Digital transformation in World-class procurement organisations continues to significantly enable major savings in process costs of close to 30%.
Technology has always played an important role in enabling world-class performance through improved efficiency and effectiveness. But procurement is now at an inflection point, the research found, and both world-class and typical procurement organisations will need to turn to digital transformation to ensure that they can continue to reduce costs and add value.
The research, conducted by The Hackett Group, found that standardising and automating routine tasks significantly improved efficiency. To improve effectiveness, world-class procurement organisations continue to significantly outperform peers in service delivery productivity. In combination, for a typical company with $10bn in revenue, attaining world-class performance in procurement represents as much as $6mn in potential savings annually.
World-class procurement groups also have a significantly higher ROI than peers, generating a 10.7X payback on investment in procurement, more than twice that of typical procurement organisation. But cost reductions and savings are forecasted to level out in coming years, making it necessary to find new ways to continue to unearth value.
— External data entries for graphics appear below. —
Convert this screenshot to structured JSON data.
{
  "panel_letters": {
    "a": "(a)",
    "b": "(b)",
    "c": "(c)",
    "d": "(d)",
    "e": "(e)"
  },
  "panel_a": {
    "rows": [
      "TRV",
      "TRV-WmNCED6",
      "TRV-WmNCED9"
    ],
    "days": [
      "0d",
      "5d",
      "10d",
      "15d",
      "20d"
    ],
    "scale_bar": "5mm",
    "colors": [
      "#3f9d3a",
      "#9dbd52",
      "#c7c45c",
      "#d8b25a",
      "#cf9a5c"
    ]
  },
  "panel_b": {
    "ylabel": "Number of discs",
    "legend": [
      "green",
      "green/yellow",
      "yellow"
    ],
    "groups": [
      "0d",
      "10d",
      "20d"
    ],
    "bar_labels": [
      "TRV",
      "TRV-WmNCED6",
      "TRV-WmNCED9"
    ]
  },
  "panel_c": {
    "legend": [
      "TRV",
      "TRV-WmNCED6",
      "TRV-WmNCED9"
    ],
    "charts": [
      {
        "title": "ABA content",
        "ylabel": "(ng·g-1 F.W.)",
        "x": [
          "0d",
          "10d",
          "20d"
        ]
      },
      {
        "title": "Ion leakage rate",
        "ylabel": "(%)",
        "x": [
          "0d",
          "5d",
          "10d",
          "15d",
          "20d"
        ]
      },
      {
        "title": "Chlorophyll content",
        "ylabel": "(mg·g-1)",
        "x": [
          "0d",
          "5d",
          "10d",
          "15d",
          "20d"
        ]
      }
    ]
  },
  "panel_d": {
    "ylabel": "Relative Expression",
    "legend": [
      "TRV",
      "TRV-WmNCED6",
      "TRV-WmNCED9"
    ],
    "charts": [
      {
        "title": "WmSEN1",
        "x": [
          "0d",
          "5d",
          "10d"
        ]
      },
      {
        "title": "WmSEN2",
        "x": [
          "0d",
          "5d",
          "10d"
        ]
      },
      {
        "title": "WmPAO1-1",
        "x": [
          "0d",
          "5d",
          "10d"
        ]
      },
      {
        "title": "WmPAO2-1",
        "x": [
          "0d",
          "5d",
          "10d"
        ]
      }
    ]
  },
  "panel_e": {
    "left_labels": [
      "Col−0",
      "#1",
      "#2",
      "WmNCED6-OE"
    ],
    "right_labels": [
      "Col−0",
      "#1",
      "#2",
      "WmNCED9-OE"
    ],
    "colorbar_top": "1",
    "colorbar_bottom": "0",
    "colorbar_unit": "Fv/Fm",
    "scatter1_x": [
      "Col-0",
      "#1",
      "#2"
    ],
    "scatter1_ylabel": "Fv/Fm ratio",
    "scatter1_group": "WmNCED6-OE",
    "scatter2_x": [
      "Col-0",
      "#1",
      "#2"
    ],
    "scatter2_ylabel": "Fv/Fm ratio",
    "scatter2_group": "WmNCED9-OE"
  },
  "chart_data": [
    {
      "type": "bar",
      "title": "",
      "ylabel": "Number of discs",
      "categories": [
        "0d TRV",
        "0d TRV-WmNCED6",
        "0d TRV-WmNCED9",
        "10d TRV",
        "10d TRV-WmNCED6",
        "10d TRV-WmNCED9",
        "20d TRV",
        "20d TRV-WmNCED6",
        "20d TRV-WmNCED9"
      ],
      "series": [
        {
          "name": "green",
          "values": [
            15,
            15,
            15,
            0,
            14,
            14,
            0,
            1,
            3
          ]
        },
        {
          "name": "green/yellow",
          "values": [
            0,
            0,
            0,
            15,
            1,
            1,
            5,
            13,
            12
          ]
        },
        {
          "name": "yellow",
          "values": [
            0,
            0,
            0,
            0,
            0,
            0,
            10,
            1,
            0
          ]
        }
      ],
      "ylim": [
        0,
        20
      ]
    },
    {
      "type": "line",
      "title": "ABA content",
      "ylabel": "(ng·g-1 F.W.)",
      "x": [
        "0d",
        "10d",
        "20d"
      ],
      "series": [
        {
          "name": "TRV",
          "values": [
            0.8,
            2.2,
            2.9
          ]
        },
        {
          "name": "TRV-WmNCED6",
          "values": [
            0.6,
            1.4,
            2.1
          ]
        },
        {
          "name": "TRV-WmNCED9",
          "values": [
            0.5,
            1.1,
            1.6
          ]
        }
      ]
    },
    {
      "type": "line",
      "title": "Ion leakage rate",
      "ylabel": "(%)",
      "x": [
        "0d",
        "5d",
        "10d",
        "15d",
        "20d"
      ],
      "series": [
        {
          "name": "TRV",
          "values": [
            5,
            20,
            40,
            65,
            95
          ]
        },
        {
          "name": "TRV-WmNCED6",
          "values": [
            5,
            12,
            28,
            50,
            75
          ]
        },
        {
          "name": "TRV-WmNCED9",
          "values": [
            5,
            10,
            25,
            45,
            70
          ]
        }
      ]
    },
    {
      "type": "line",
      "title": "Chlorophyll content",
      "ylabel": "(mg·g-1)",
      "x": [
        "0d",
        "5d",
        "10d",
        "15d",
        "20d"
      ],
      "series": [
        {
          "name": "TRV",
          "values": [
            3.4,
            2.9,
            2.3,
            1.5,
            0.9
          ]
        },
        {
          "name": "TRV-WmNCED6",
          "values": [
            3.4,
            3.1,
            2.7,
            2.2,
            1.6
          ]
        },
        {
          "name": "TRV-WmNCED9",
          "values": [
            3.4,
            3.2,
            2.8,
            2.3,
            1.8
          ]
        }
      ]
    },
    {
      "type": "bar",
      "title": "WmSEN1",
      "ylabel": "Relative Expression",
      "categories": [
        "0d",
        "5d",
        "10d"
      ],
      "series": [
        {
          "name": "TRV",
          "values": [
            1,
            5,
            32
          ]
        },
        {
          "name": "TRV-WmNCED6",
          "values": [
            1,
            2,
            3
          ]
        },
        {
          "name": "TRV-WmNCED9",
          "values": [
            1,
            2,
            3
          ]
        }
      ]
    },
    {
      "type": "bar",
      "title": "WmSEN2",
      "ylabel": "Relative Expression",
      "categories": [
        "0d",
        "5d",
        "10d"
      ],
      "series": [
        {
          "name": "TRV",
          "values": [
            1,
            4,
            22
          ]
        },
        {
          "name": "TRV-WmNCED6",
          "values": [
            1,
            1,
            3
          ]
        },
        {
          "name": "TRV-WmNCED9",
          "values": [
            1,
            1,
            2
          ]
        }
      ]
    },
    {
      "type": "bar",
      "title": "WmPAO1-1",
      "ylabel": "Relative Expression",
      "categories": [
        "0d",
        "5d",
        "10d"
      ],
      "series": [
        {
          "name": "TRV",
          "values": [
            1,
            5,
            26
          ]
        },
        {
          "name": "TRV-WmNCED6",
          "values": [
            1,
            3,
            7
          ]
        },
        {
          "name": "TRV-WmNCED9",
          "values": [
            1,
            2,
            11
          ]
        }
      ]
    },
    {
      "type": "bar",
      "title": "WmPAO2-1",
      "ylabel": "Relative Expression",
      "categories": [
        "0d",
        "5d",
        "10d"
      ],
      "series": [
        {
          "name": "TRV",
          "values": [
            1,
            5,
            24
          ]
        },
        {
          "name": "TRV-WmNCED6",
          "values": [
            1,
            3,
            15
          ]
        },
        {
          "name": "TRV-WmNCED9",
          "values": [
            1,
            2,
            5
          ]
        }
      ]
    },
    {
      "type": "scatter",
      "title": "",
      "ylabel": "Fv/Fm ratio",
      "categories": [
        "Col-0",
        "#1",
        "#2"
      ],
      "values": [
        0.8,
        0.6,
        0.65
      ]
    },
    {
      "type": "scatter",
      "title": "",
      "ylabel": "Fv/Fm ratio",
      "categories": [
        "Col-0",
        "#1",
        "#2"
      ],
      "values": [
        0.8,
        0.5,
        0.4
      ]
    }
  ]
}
The Hackett Group’s research found that digital transformation can enable typical procurement organisations to reduce their process costs by 30%, bringing them to cost levels slightly below those of world-class procurement organisations, which have invested to a greater extent in value-creating capabilities. World-class procurement organisations can reduce process costs by 22%.
“There’s a tremendous opportunity for procurement organisations to apply digital technologies – including cloud-based infrastructure and applications, business analytics, and more – to transform their service delivery model. It can make them faster, cheaper, smarter, much more responsive to their customers and quite simply a more valuable partner to the business,” said Christopher S. Sawchuk, principal & Global Procurement Advisory Practice leader, The Hackett Group.
According to Robert Derocher, principal, Strategy and Operations Practice, The Hackett Group, “It’s important to understand that while digital technology is a powerful new platform, on its own it will not deliver the full performance improvement potential. New technologies may lead the way, but they must fit within a larger strategy, one based on a well-designed service delivery model that includes rationalisation of ERPs and other legacy technologies along with redesign of processes, information, talent and organisation. Digital technologies will allow procurement to significantly accelerate headcount reductions. But procurement then has to dedicate the resulting savings to fund more technology investment, while redeploying or hiring new resources for higher-value activities.”
The Hackett Group’s research identified six digital accelerators for procurement. Digital Engagement, including self-service for both employees and managers, can improve efficiency, engagement and customer experience. Robotic Process Automation is moving from pilots to widespread adoption, enabling the automation of routine tasks in purchase-to-pay and elsewhere. Analytics-Driven Insight is already a hallmark of world-class procurement, and allows procurement to make be more agile and make predictive rather than reactive decisions while improving planning and analysis and facilitating more detailed performance measurement.
Modern Digital Architecture such as software for e-sourcing, supplier discovery and contract lifecycle management, can enable procurement to significantly speed up tasks like finding and qualifying suppliers, reduce lapsed contracts and increase the use of standard terms and conditions. Digital Workforce Enablement, including social media and messaging services, can help create a culture of collaboration, enable crowdsourcing of answers to questions and speed up work processes, particularly for the new generation of procurement professionals. Finally Cognitive Computing and artificial intelligence, which are in more nascent stages, are starting to help procurement organisations run models, make predictions and analyse large data sets.